Google PageSpeed ​​Insights helps you check and optimize page and site speed. Be sure to check out how this tool works and how you can use it to improve your results!
Slow or Fast?
This question would generate interesting discussion in any round of the conversation. However, the purpose of this article is to explain in more detail what Pagespeed Insights
Pro is, especially when it comes to user experience on websites, blogs and apps.
Page loading speed is critical. It is no coincidence that Google and Yandex attach such great importance to this factor when it comes to the ranking of pages in search results.
Even if your site is perfectly designed and you've viewed content over a thousand times to make sure it's clear and understandable enough, your strategy will suffer if you don't have easy, fast pages.
Fortunately, Google has created a tool called Google PageSpeed ​​Insights that helps you measure (and improve) your site's loading speed .
Let's find out more about how this feature works and why you need to start using it today to boost your site's speed.
In this article, you will learn:
PageSpeed ​​Insights, also known as PSI, is Google's online tool that measures the speed of a webpage loading.
The score separates the evaluation of performance on mobile devices from performance on the desktop, and provides practical guidelines for optimizing page speed.

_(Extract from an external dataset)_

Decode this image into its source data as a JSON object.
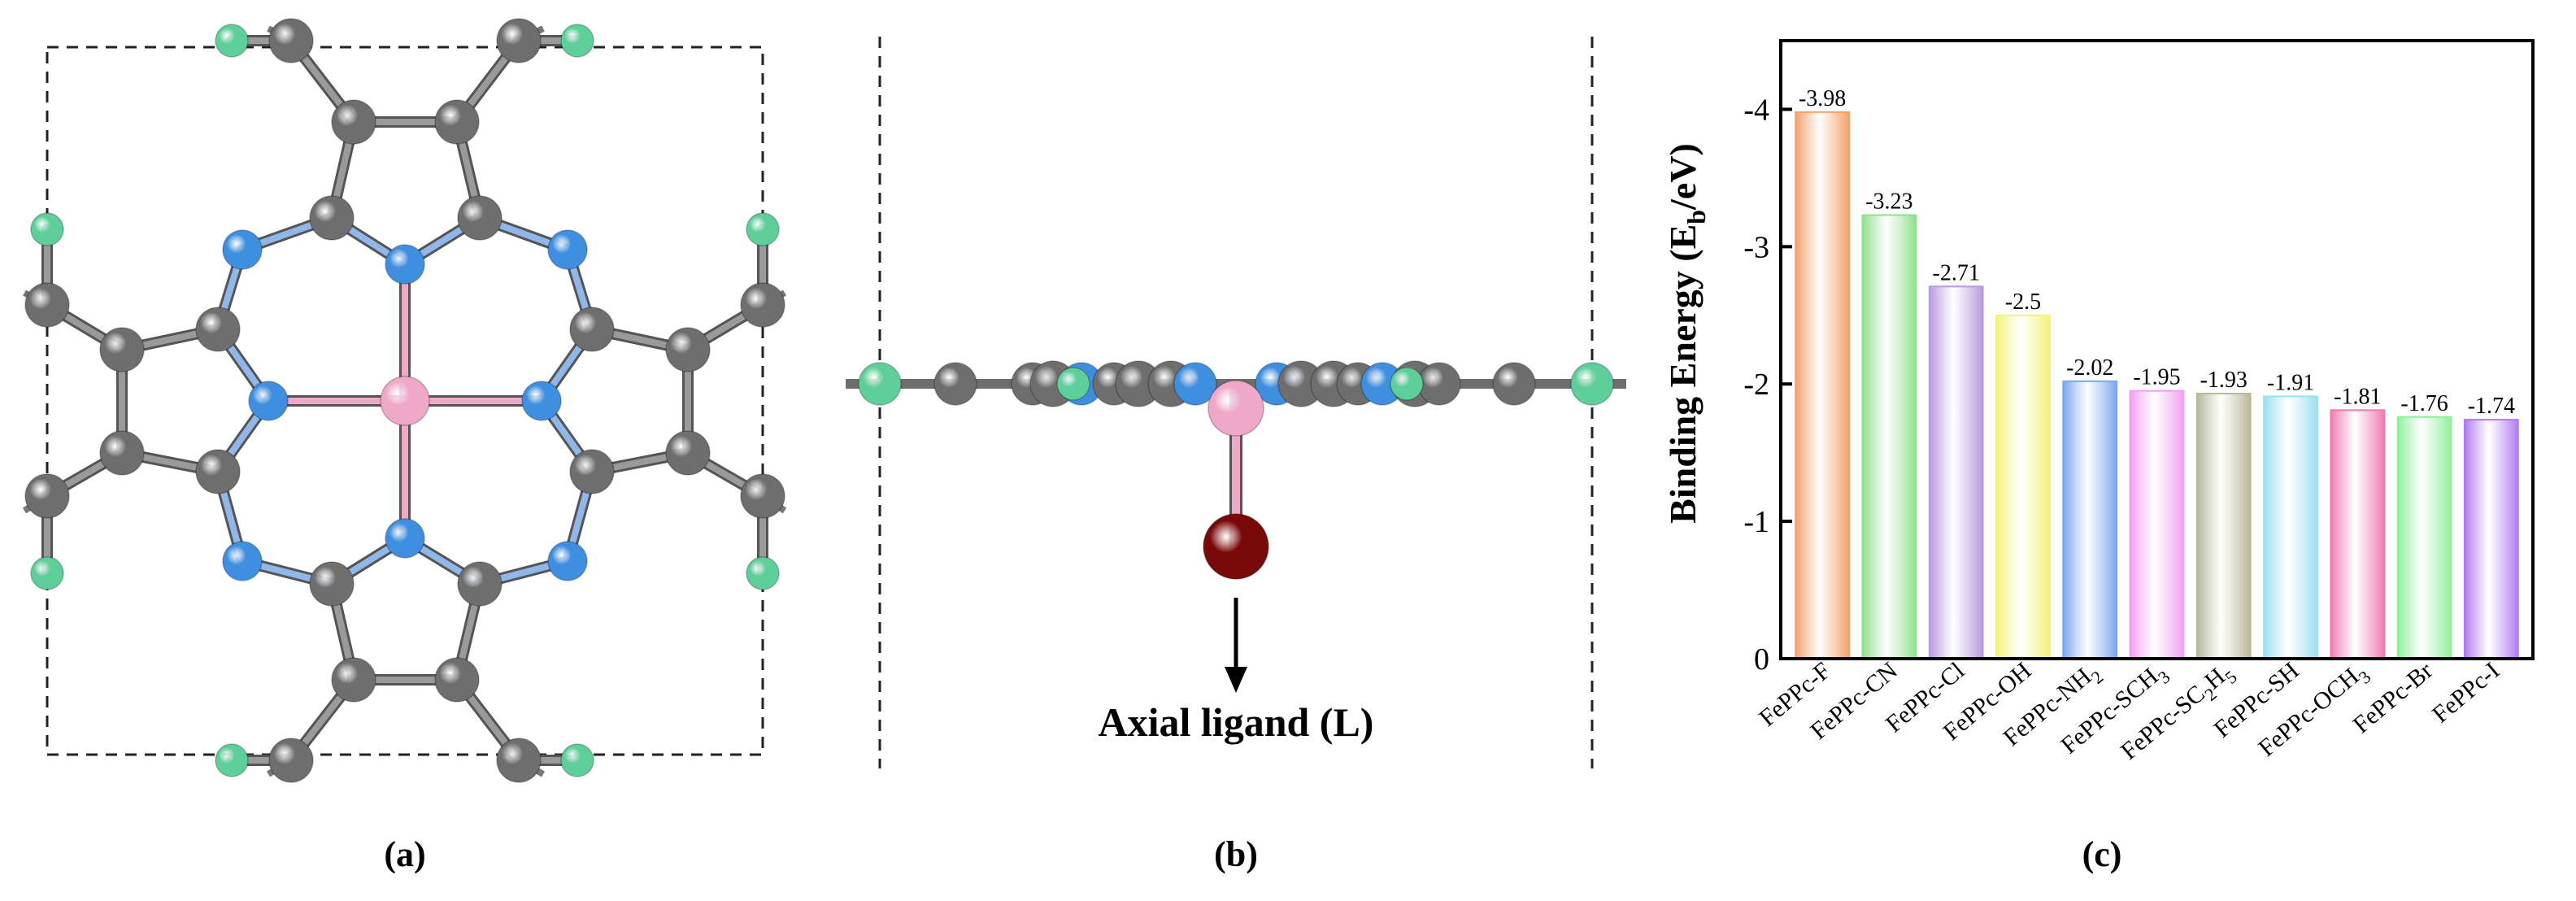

This makes PSI an intuitive and easy-to-use solution, not to mention free. But some people don't think this is so relevant.
All data collected to obtain such information is collected through the Chrome User Experience Report, which contains information about the actual use of the public network by Chrome users.
Two short words that you may be tired of hearing - user experience - summarize Google's work to protect and encourage the creation of faster, lighter pages.
Nobody likes to wait too long to find the information they want in their browser. Think about your own experience: how many times have you been impatient while waiting for a page to load on your phone or even computer?
If you pause to think about it, you will realize that in most cases this was happening, the big "lag" was only a few seconds. So, if 1 second seems like a week to the user, slow sites negatively affect navigation .
Google doesn't want that, and neither do you. In the end, a bad experience leaves less money on the table.
In fact, Google's latest industry benchmarks of mobile page load speed show that most websites are far beyond perfect. And this is happening in all industries.
This is a good reason for Google to release these metrics to the public so that everyone can see there is a lot of room for improvement.